You see this feeling that you have is not good
I mean you both should sit down and talk things out thats the best thing you can do , it will have to be done from both the end, you see understanding is any type of relationship is most important, without understanding, all love , care , compassion , gratitude everything is waste. That’s the biggest problem betweene and her , we are not understanding each other and how could we if she don’t or can’t have one on one conversation with me , tell me everything about it , i want to know so i can do better and don’t hurt her in future , healing is very imp and she just don’t get it
I agree completely I know we do need to sit down and definitely talk this through so we can decided on where our future is headed with each other but I also feel like a broken recorded at this point because we keep going backwards we make the steps to move further when we do speak but then We are back to where the conversation we had where we was trying to move forward from.

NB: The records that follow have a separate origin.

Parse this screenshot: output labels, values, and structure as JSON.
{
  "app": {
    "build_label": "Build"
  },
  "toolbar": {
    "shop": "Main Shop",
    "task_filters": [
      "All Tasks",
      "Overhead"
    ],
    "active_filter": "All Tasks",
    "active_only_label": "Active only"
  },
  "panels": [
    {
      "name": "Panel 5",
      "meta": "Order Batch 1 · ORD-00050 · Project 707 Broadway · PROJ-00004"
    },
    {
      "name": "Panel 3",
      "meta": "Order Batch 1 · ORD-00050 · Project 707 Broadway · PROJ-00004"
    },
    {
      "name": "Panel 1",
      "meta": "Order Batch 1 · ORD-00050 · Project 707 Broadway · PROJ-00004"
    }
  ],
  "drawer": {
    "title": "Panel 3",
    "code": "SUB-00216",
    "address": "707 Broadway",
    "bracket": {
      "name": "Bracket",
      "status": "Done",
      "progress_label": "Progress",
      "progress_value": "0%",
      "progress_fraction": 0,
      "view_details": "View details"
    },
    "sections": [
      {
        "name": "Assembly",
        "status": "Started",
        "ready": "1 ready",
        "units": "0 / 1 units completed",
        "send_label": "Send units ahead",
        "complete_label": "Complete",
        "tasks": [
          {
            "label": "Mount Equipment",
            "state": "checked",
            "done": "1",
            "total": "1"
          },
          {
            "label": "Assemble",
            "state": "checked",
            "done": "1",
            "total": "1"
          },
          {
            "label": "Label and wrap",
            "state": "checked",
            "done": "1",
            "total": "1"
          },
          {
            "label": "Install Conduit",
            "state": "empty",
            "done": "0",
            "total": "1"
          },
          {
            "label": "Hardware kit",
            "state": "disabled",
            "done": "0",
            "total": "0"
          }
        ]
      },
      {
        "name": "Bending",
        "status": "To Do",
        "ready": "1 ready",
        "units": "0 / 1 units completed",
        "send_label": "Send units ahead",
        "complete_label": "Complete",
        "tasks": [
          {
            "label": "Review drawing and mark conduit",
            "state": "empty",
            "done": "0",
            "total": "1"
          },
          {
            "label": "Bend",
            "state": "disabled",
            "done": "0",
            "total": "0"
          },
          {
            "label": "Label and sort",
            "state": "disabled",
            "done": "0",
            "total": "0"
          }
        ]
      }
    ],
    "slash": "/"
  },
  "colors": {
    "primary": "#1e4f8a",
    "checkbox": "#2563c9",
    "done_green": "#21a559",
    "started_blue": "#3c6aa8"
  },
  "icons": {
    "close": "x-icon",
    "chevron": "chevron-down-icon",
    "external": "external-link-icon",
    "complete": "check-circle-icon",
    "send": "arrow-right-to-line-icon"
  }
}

See relationship are both ways , if you both want each other together, then it will work out , fight it out and resolve , don’t be a broken record, i know how it feels to be one , cause right now i am like that but i know once i have a clear convo with her we will move forward, cause i need it , that deep conversation, a clear one, cause it hurts to be on the dark side , apologies and working towards your future what one should focus on , not the past ,
I told you she won’t show up didn’t i ? I was right and now if i get pissed she will be like you don’t care or love me or etc etc , when i only come here to meet her
Oo noo that’s not right. See I have to see my partner everyday because we live and there is kids involved. Which only makes things a lot harder
allen christ @allen1123
im no one to make the decision for you, but my suggestion is also this that you take a break from him for sometimes. being in relation is stressful espically in this messy one.
maybe he might also realise your worth when u are gone from his life and give you the respect you the respect you deserve ( not need ).
I agree 1000% with you on this is has been on my mind so heavily!!!